# Se puede usar USB en linux



## Pam (Jun 15, 2005)

Hola!

Quisiera activar un puerto USB para que sea reconocido en linux, he buscado información pero solo encuentro para windows. Espero puedan ayudarme.


----------



## MaMu (Jun 16, 2005)

*Tuve el mismo problema que tu, pero he aqui la solución que yo encontre*

Linux tiene uno de los mejores soporte de USB y otros estándares similares, tales como Firewire, Bluetooth o 802.11, existen en la actualidad, sobretodo en la rama del kernel 2.4.x, aunque también en las ramas anteriores de desarrollo. 

Lo que ocurre y donde realmente ésta el problema, es en los dispositivos que se conectan a los mismos, a través del protocolo USB. Son los fabricantes de Hardware los que diferentes motivos (entre ellos la presión/chantaje del principal fabricante de software mundial -M$-) no dan soporte a linux u otros sistemas, y lo que es más grave no dan las especificaciones de sus productos impidiendo el desarrollo, si no es a través, por la en muchos países prohibida, ingeniería inversa. 

Aunque tal como se está demostrando poco a poco, con esta política se están hechando piedras contra su propio tejado, por 3 motivos principales: 

Pierden clientes potenciales, no únicamente por los cada día más numerosos usuarios linuxeros y similares, sino por todos los usuarios de otros sistemas que se dejan aconsejar/asesorar por toda esta gente que sabe de que va el tema. 
No podemos olvidar que Microsoft, aprovecha el tirón y el monopilio de facto del que goza, para vender también hardware, por lo que les hace la competencia a estas empresas que sin quererlo o sin poder evitarlo, están favoreciendo a su rival. 
Una muy mala imagen de compañia de cara a la Comunidad, frente a otras que son mejor vistas por sus recientes o no tan recientes aportaciones/contribuciones a la revolución del software libre. 
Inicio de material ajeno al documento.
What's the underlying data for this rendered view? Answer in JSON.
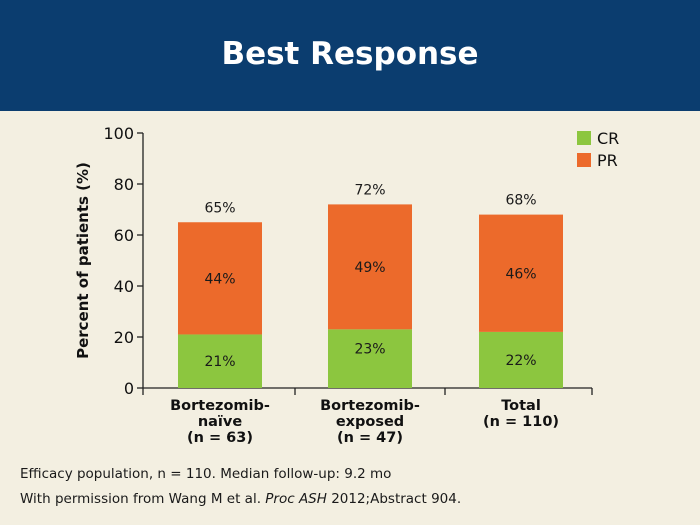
{
  "title": "Best Response",
  "chart_data": {
    "type": "bar",
    "stacked": true,
    "categories": [
      [
        "Bortezomib-",
        "naïve",
        "(n = 63)"
      ],
      [
        "Bortezomib-",
        "exposed",
        "(n = 47)"
      ],
      [
        "Total",
        "(n = 110)"
      ]
    ],
    "series": [
      {
        "name": "CR",
        "color": "#8cc63f",
        "values": [
          21,
          23,
          22
        ],
        "labels": [
          "21%",
          "23%",
          "22%"
        ]
      },
      {
        "name": "PR",
        "color": "#ec6a2b",
        "values": [
          44,
          49,
          46
        ],
        "labels": [
          "44%",
          "49%",
          "46%"
        ]
      }
    ],
    "totals": [
      65,
      72,
      68
    ],
    "total_labels": [
      "65%",
      "72%",
      "68%"
    ],
    "ylabel": "Percent of patients (%)",
    "ylim": [
      0,
      100
    ],
    "yticks": [
      0,
      20,
      40,
      60,
      80,
      100
    ],
    "grid": false,
    "legend_position": "top-right"
  },
  "footnotes": {
    "line1": "Efficacy population, n = 110. Median follow-up: 9.2 mo",
    "line2_prefix": "With permission from Wang M et al. ",
    "line2_italic": "Proc ASH",
    "line2_suffix": " 2012;Abstract 904."
  }
}
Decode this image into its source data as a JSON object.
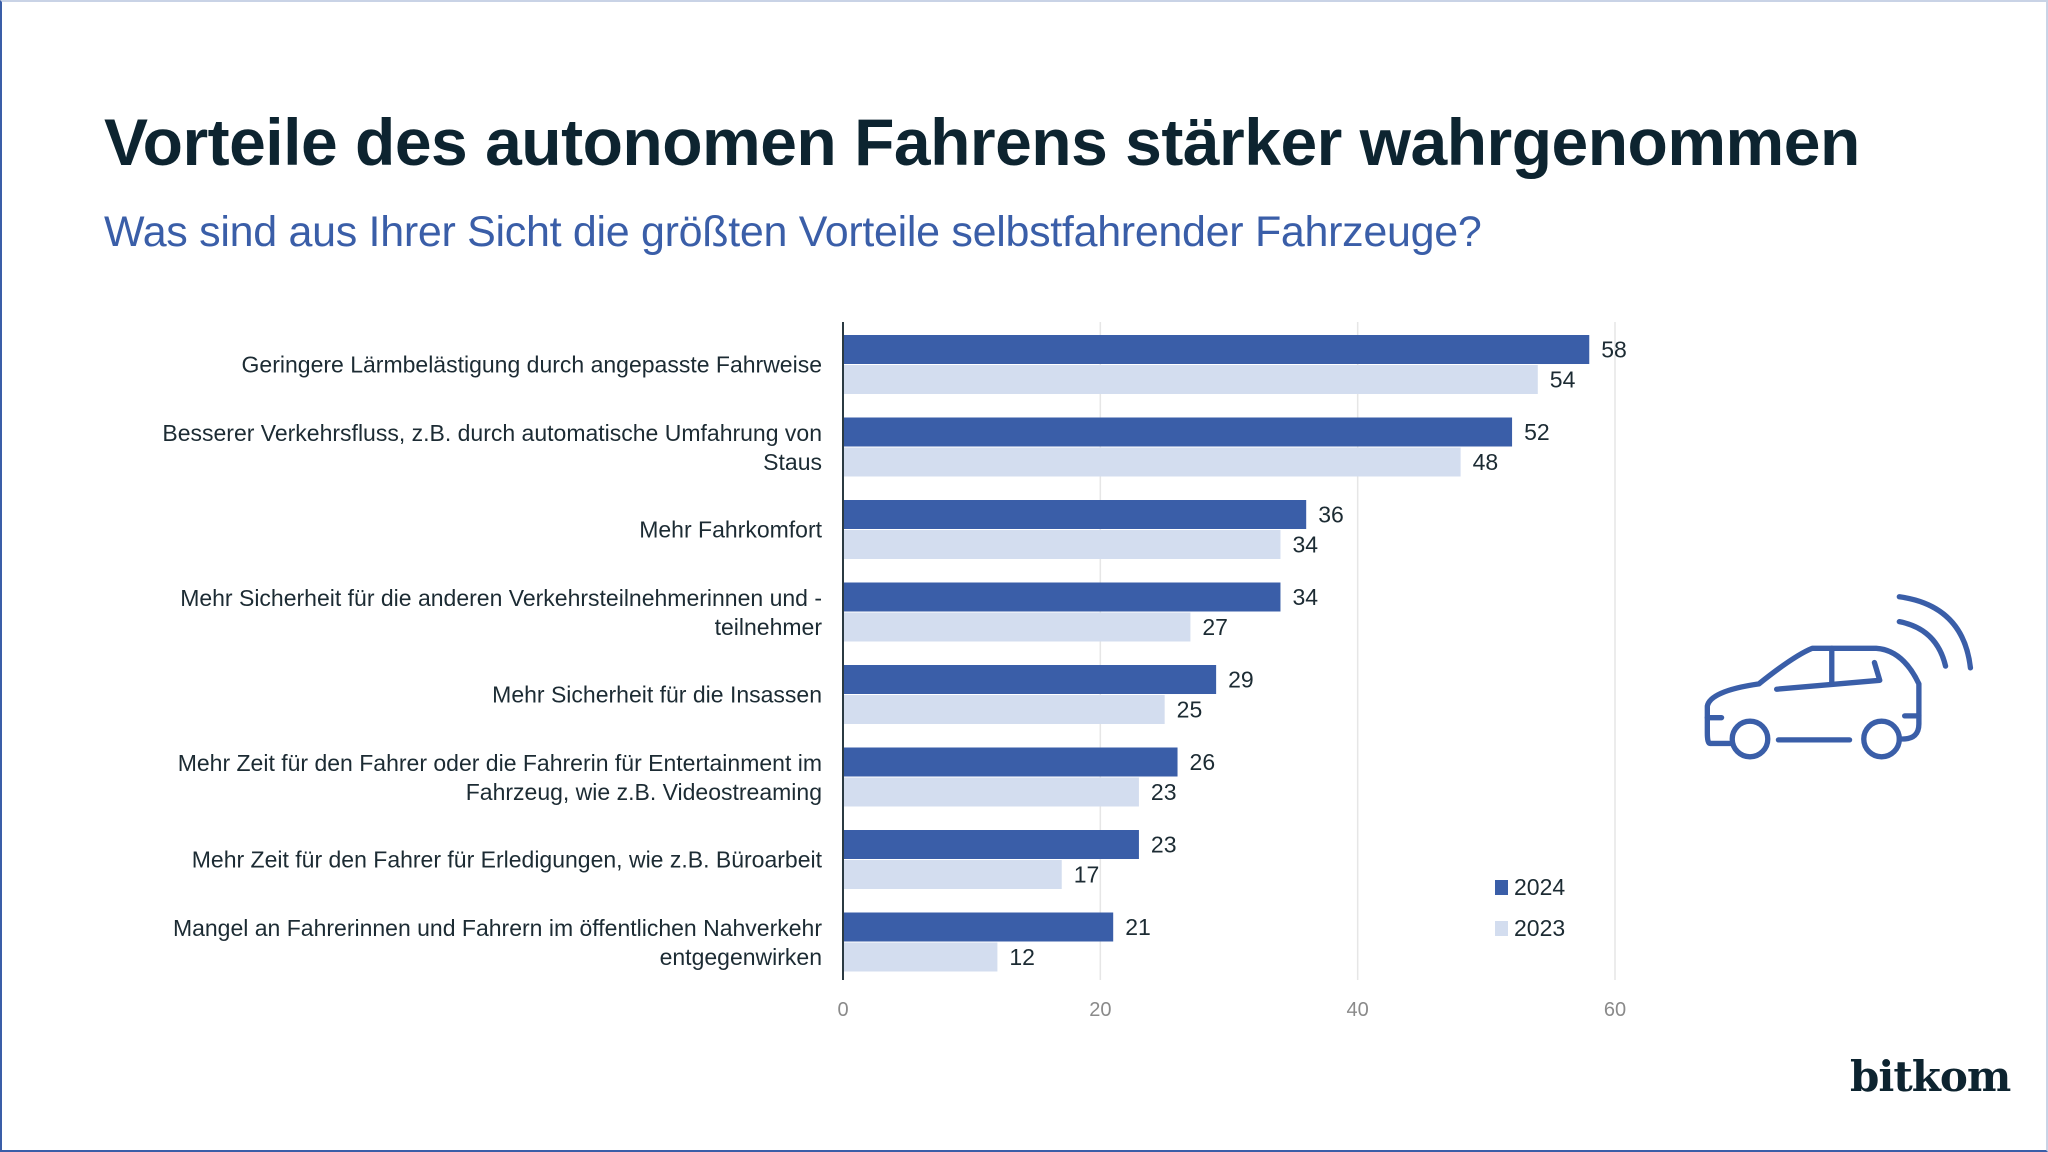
{
  "header": {
    "title": "Vorteile des autonomen Fahrens stärker wahrgenommen",
    "subtitle": "Was sind aus Ihrer Sicht die größten Vorteile selbstfahrender Fahrzeuge?"
  },
  "brand": {
    "logo_text": "bitkom",
    "icon": "autonomous-car-icon"
  },
  "colors": {
    "series_2024": "#3a5ea8",
    "series_2023": "#d3ddef",
    "title": "#0d2430",
    "subtitle": "#3a5ea8",
    "grid": "#e6e6e6"
  },
  "chart_data": {
    "type": "bar",
    "orientation": "horizontal",
    "title": "Vorteile des autonomen Fahrens stärker wahrgenommen",
    "subtitle": "Was sind aus Ihrer Sicht die größten Vorteile selbstfahrender Fahrzeuge?",
    "xlabel": "",
    "ylabel": "",
    "xlim": [
      0,
      60
    ],
    "xticks": [
      "0",
      "20",
      "40",
      "60"
    ],
    "grid": true,
    "legend_position": "bottom-right",
    "categories": [
      [
        "Geringere Lärmbelästigung durch angepasste Fahrweise"
      ],
      [
        "Besserer Verkehrsfluss, z.B. durch automatische Umfahrung von",
        "Staus"
      ],
      [
        "Mehr Fahrkomfort"
      ],
      [
        "Mehr Sicherheit für die anderen Verkehrsteilnehmerinnen und -",
        "teilnehmer"
      ],
      [
        "Mehr Sicherheit für die Insassen"
      ],
      [
        "Mehr Zeit für den Fahrer oder die Fahrerin für Entertainment im",
        "Fahrzeug, wie z.B. Videostreaming"
      ],
      [
        "Mehr Zeit für den Fahrer für Erledigungen, wie z.B. Büroarbeit"
      ],
      [
        "Mangel an Fahrerinnen und Fahrern im öffentlichen Nahverkehr",
        "entgegenwirken"
      ]
    ],
    "series": [
      {
        "name": "2024",
        "color": "#3a5ea8",
        "values": [
          58,
          52,
          36,
          34,
          29,
          26,
          23,
          21
        ]
      },
      {
        "name": "2023",
        "color": "#d3ddef",
        "values": [
          54,
          48,
          34,
          27,
          25,
          23,
          17,
          12
        ]
      }
    ]
  }
}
Por este motivo os recomiendo que adquiraís dispositivos, los cuales el fabricante este colaborando, dando soporte o permitiendo acceder a las especificaciones de sus productos, de forma que tengan un buen soporte en Linux y otros sistemas operativos. Yo nunca me compraría ningún aparato que solo funcione en windows; ¿que pasaría si la empresa responsable quiebra?, pues que simplemente dejaría de funcionar en la nueva versión de windows, que intentarán colarnos dentro de algún tiempo.
Por eso os recomiendo que siempre que vayaís a comprar algún aparato pregunteís y os informeís de soporte del mismo para linux, ya sea tanto en Internet, como en la tienda donde lo adquiraís. 

En esta página podras consultar el soporte de dispositivos usb en linux, estaros muy atentos, puesto que se actualiza varias veces al día: http://www.qbik.ch/usb/devices/index.php.
También os recomiendo que os paseís por la Sección de Hardware de Bulma: http://bulma.net/body.phtml?nIdNoticia=774 

Por último comentar Linux ya soporta el nuevo estandard USB 2.0, cuando otros sistemas operativos tendran que esperar algun tiempo para conseguir este soporte de forma nativa. Lo mismo se puede decir de otro protocolo que aunque poco, ya se empieza a oir por Internet: bluetooth. 

Otras referencias adicionales: 

Linux USB: www.linux-usb.org 
Linux USB dispositivos: http://www.linux-usb.org/devices.html 
3Com no da las especificaciones de su ADSL usb descatalogada: http://adslnet.ws/article.pl?sid=01/12/26/1158215&mode=flat 
Grabadoras HP USB en GNU/Linux: http://barrapunto.com/article.pl?sid=01/02/19/0954257&mode=thread&threshold= 
Modem Alcatel ADSL: http://www.alcateldsl.com/ 
Linux hotplug (el sustituto del obsoleto usbmgr en el 2.4.x): http://linux-hotplug.sourceforge.net/ 


--------------------------------------------------------------------------------

Conclusión: El USB funciona perfectamente en Linux, lo que no van son ciertos dispositivos USB, por culpa del fabricante del mismo, tal y como he explicado. 
Elige siempre hardware que este soportado en linux, por regla general funcionará mucho mejor, incluso en windows. 


*FUENTE*
Carlos Cortes(aka carcoco)
http://bulma.net/todos.phtml?id_autor=132 

__________________

Espero que te sirva de ayuda, y luego puedes contarnos como te ha ido. 

Saludos


----------



## Pam (Jun 17, 2005)

Gracias por la información.

He checado las webs y me han servido de mucho, espero poder contarles pronto como me ha ido con los USB.

Saludos


----------